Depuis l’avènement du mouvement étudiant en tant qu’acteur social au Québec, la grève demeure un moyen privilégié de faire pression sur les gouvernants afin de nous faire entendre. Sept grèves générales illimitées et un nombre incalculable de grèves locales ont eu lieu depuis 1968 dans le but de se doter d’une éducation accessible et de qualité, mais aussi pour construire une société plus juste, en lien avec les diverses luttes sociales. La grève étudiante de 2005, malgré les dérapages encourus, aura permis au mouvement étudiant combatif de s’imposer comme un acteur incontournable du monde de l’éducation. Les réactions ne tardèrent pas à venir…

Une répression générale et illimitée

En effet, la répression politique et administrative s’est multipliée envers les étudiants et étudiantes depuis 2005. D’abord, bon nombre d’administrations collégiales se sont appuyées sur l’antisyndicale loi 43 pour interdire tout recours à la grève des associations étudiantes locales. Nous avons appris par la suite que cette stratégie avait été suggérée par la Fédération des cégeps afin d’inciter les administrations à ne pas reconnaître les votes de grève. Les associations étudiantes membres de l’ASSÉ ont résisté malgré les menaces et la présence policière et ont réussi à faire respecter leurs mandats de grève. Par contre, un flou volontaire persistait sur l’application des sanctions aux associations étudiantes en cas de grève. La situation ne fut clarifiée qu’en novembre dernier, lorsque la mobilisation étudiante et les appels de l’ASSÉ forcèrent le Conseil du Trésor à préciser que la loi interdisant toute grève des travailleurs et travailleuses du secteur public ne s’appliquait pas au mouvement étudiant. La mobilisation étudiante, le rapport de force discursif ainsi que l’appui d’organisations syndicales ont permis un recul politique important: les administrations collégiales refusant de respecter les votes de grève n’avaient plus aucune justification légale pour le faire, et les rares qui persistaient dans cette voie furent condamnées à prêcher dans le désert.

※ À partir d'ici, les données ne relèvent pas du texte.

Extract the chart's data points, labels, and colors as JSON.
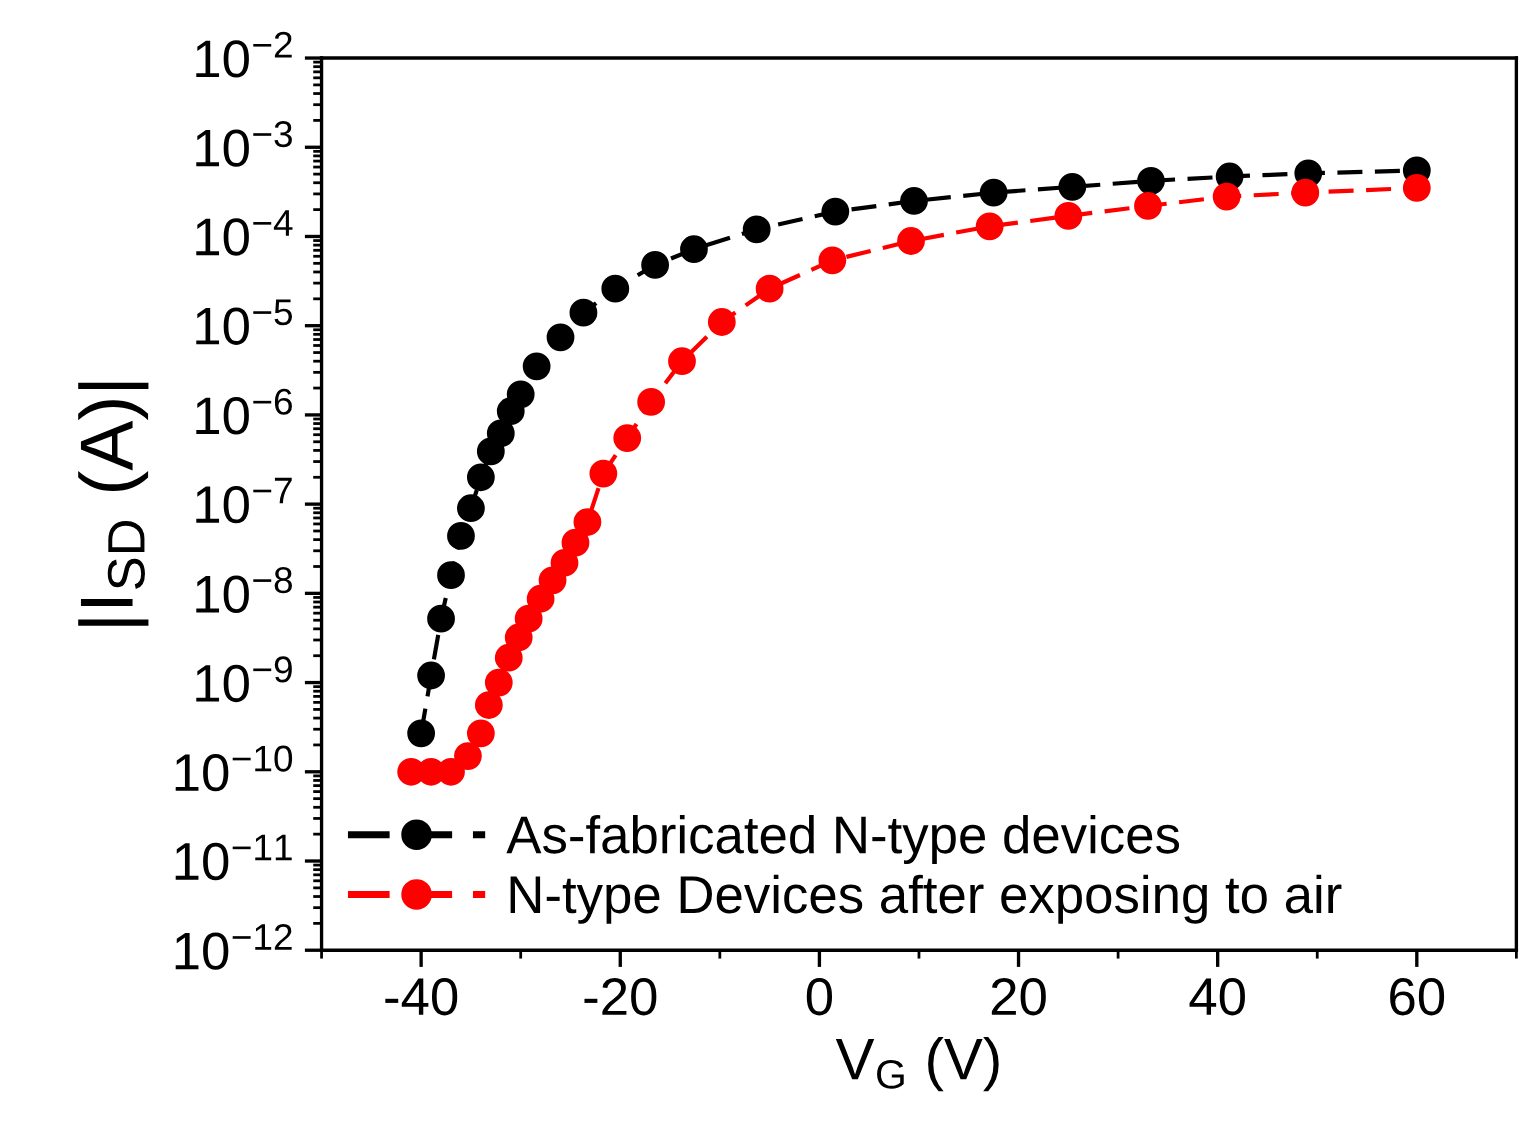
{
  "chart_data": {
    "type": "line",
    "xlabel": "V$_{G}$ (V)",
    "ylabel": "|I$_{SD}$ (A)|",
    "log": "y",
    "xlim": [
      -50,
      70
    ],
    "xticks": [
      -40,
      -20,
      0,
      20,
      40,
      60
    ],
    "ylim": [
      1e-12,
      0.01
    ],
    "yticks": [
      {
        "value": 1e-12,
        "label": "10$^{−12}$"
      },
      {
        "value": 1e-11,
        "label": "10$^{−11}$"
      },
      {
        "value": 1e-10,
        "label": "10$^{−10}$"
      },
      {
        "value": 1e-09,
        "label": "10$^{−9}$"
      },
      {
        "value": 1e-08,
        "label": "10$^{−8}$"
      },
      {
        "value": 1e-07,
        "label": "10$^{−7}$"
      },
      {
        "value": 1e-06,
        "label": "10$^{−6}$"
      },
      {
        "value": 1e-05,
        "label": "10$^{−5}$"
      },
      {
        "value": 0.0001,
        "label": "10$^{−4}$"
      },
      {
        "value": 0.001,
        "label": "10$^{−3}$"
      },
      {
        "value": 0.01,
        "label": "10$^{−2}$"
      }
    ],
    "grid": false,
    "legend": "bottom left",
    "marker": "circle",
    "line_style": "dashed",
    "series": [
      {
        "name": "As-fabricated N-type devices",
        "color": "#000000",
        "x": [
          -40,
          -39,
          -38,
          -37,
          -36,
          -35,
          -34,
          -33,
          -32,
          -31,
          -30,
          -28.4,
          -26,
          -23.7,
          -20.5,
          -16.5,
          -12.6,
          -6.3,
          1.6,
          9.5,
          17.5,
          25.4,
          33.3,
          41.2,
          49.1,
          60
        ],
        "values": [
          2.7e-10,
          1.2e-09,
          5.2e-09,
          1.6e-08,
          4.4e-08,
          9e-08,
          2e-07,
          3.9e-07,
          6.2e-07,
          1.1e-06,
          1.7e-06,
          3.5e-06,
          7.4e-06,
          1.4e-05,
          2.6e-05,
          4.8e-05,
          7.2e-05,
          0.00012,
          0.00019,
          0.00025,
          0.00031,
          0.00036,
          0.00042,
          0.00047,
          0.00051,
          0.00055
        ]
      },
      {
        "name": "N-type Devices after exposing to air",
        "color": "#ff0000",
        "x": [
          -41,
          -39,
          -37,
          -35.3,
          -34,
          -33.2,
          -32.2,
          -31.2,
          -30.2,
          -29.2,
          -28,
          -26.8,
          -25.6,
          -24.5,
          -23.3,
          -21.7,
          -19.3,
          -16.9,
          -13.8,
          -9.8,
          -5,
          1.3,
          9.2,
          17.1,
          25,
          33,
          40.9,
          48.8,
          60
        ],
        "values": [
          1e-10,
          1e-10,
          1e-10,
          1.5e-10,
          2.7e-10,
          5.6e-10,
          1e-09,
          1.9e-09,
          3.2e-09,
          5.2e-09,
          8.7e-09,
          1.4e-08,
          2.2e-08,
          3.7e-08,
          6.3e-08,
          2.2e-07,
          5.5e-07,
          1.4e-06,
          4e-06,
          1.1e-05,
          2.6e-05,
          5.4e-05,
          8.9e-05,
          0.00013,
          0.00017,
          0.00022,
          0.00028,
          0.00031,
          0.00035
        ]
      }
    ]
  }
}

Les mesures répressives gouvernementales pour contrer le mouvement de grève étudiante ne s’arrêtèrent malheureusement pas là. En effet, l’intervention musclée de l’escouade anti-émeute lors du bed-in au Cégep du Vieux-Montréal le 12 novembre dernier entraîna plus d’une centaine d’arrestations arbitraires sans compter les blessures infligées. La situation allait se reproduire quelques jours plus tard, à l’UQÀM, où seule la spontanéité des militants et militantes permit d’éviter une autre série d’arrestations massives. Au-delà des conséquences néfastes de la répression sur le plan individuel, le traitement médiatique misérable des événements contribua à discréditer le mouvement étudiant combatif, qui dû par la suite justifier chacune de ses actions en fonction de la pseudo-violence des grévistes.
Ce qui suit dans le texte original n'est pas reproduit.